Leckageüberwachung für den Maschinenbau

Der deutsche Maschinen- und Anlagenbau zählt traditionell zu den grössten Industriezweigen und Exportbranchen des Landes, organisiert im Branchenverband VDMA. Für Leckageüberwachung ergibt sich daraus eine besondere Doppelrolle: Maschinenbauer sind selbst Anwender von Hydrauliksystemen in der eigenen Fertigung — und gleichzeitig Hersteller von Maschinen mit eigenen Hydrauliksystemen, die beim Kunden zum Gewährleistungsfall werden können. Dieser Leitfaden ordnet die neue EU-Maschinenverordnung ein und zeigt, wo eingebaute Leckageüberwachung wirtschaftlich den grössten Hebel hat.

Kurz erklärt

Die EU-Maschinenverordnung (EU) 2023/1230 ersetzt ab dem 20. Januar 2027 verpflichtend die bisherige Maschinenrichtlinie und verschärft die Sicherheitsanforderungen an Maschinenhersteller. Gewährleistung umfasst für Maschinenbauer die Ersatzteil- und Reparaturkosten während der Betriebszeit — ein Anlagenstillstand beim Kunden durch eine Hydraulikleckage kann zusätzlich schnell sechsstellige Gesamtkosten erreichen.

MASCHINENVERORDNUNG AB
20.01.2027
STILLSTANDSKOSTEN
schnell 6-stellig
DOPPELROLLE
Anwender + Hersteller

Neue EU-Maschinenverordnung 2023/1230: was sich ab 2027 ändert

Die Verordnung (EU) 2023/1230 über Maschinen ersetzt die bisherige Maschinenrichtlinie 2006/42/EG vollständig und ist ab dem 20. Januar 2027 verpflichtend anzuwenden. Sie bringt strengere, klarere und einheitlichere Sicherheitsanforderungen für Maschinenhersteller und berücksichtigt erstmals auch Aspekte wie Cybersicherheit und maschinelles Lernen. Die CE-Kennzeichnung bleibt weiterhin erforderlich, die Anforderungen an Konformitätserklärung und Betriebsanleitung ändern sich jedoch. Für Maschinenbauer, die Hydrauliksysteme in ihre Anlagen integrieren, ist die Übergangszeit bis 2027 der richtige Moment, um Leckageschutzkonzepte für neue Maschinengenerationen frühzeitig mitzudenken.

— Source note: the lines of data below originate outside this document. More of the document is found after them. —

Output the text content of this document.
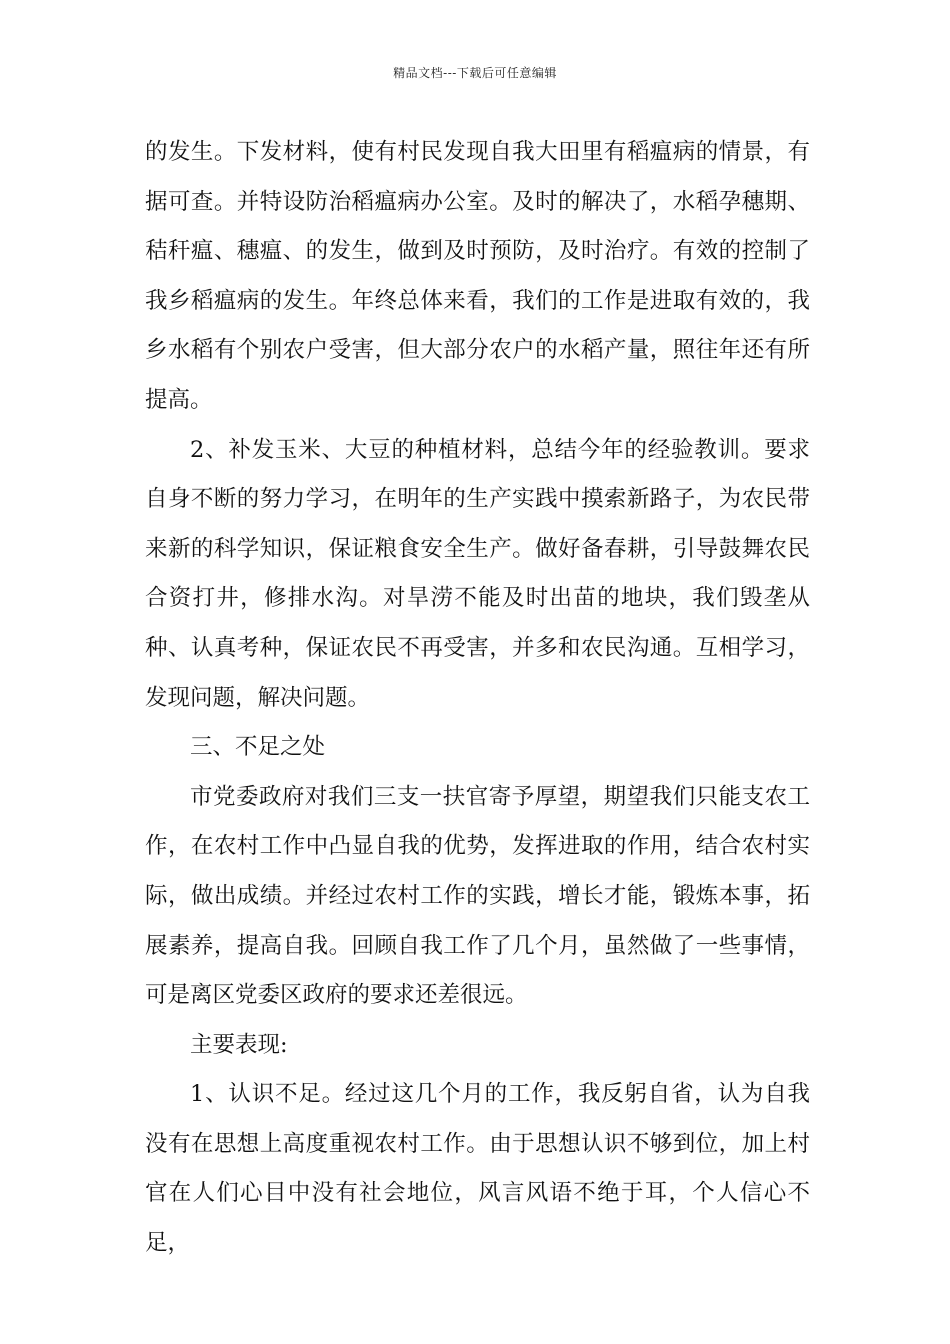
精品文档---下载后可任意编辑

的发生。下发材料，使有村民发现自我大田里有稻瘟病的情景，有据可查。并特设防治稻瘟病办公室。及时的解决了，水稻孕穗期、秸秆瘟、穗瘟、的发生，做到及时预防，及时治疗。有效的控制了我乡稻瘟病的发生。年终总体来看，我们的工作是进取有效的，我乡水稻有个别农户受害，但大部分农户的水稻产量，照往年还有所提高。

2、补发玉米、大豆的种植材料，总结今年的经验教训。要求自身不断的努力学习，在明年的生产实践中摸索新路子，为农民带来新的科学知识，保证粮食安全生产。做好备春耕，引导鼓舞农民合资打井，修排水沟。对旱涝不能及时出苗的地块，我们毁垄从种、认真考种，保证农民不再受害，并多和农民沟通。互相学习，发现问题，解决问题。

三、不足之处

市党委政府对我们三支一扶官寄予厚望，期望我们只能支农工作，在农村工作中凸显自我的优势，发挥进取的作用，结合农村实际，做出成绩。并经过农村工作的实践，增长才能，锻炼本事，拓展素养，提高自我。回顾自我工作了几个月，虽然做了一些事情，可是离区党委区政府的要求还差很远。

主要表现:

1、认识不足。经过这几个月的工作，我反躬自省，认为自我没有在思想上高度重视农村工作。由于思想认识不够到位，加上村官在人们心目中没有社会地位，风言风语不绝于耳，个人信心不足，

Zwei Rollen, ein Risiko: Anwender und Hersteller zugleich

In der eigenen Fertigung betreiben Maschinenbauer selbst Hydrauliksysteme an Werkzeugmaschinen und Kühlschmierstoffkreisläufe — die passende Sensortechnologie dafür ist auf den Anwendungsseiten Öl/Hydrauliköl und Kühlmittel/Kühlwasser beschrieben. Die zweite, oft unterschätzte Dimension: Maschinenbauer verkaufen selbst Maschinen mit eingebauten Hydrauliksystemen an Kunden. Tritt dort eine Leckage auf, wird daraus schnell ein Gewährleistungsfall oder — je nach Schadenshergang — ein Produkthaftungsthema, unabhängig vom Leckagerisiko in der eigenen Produktionshalle. Eingebaute Leckageüberwachung in der verkauften Maschine selbst adressiert genau dieses zweite Risiko.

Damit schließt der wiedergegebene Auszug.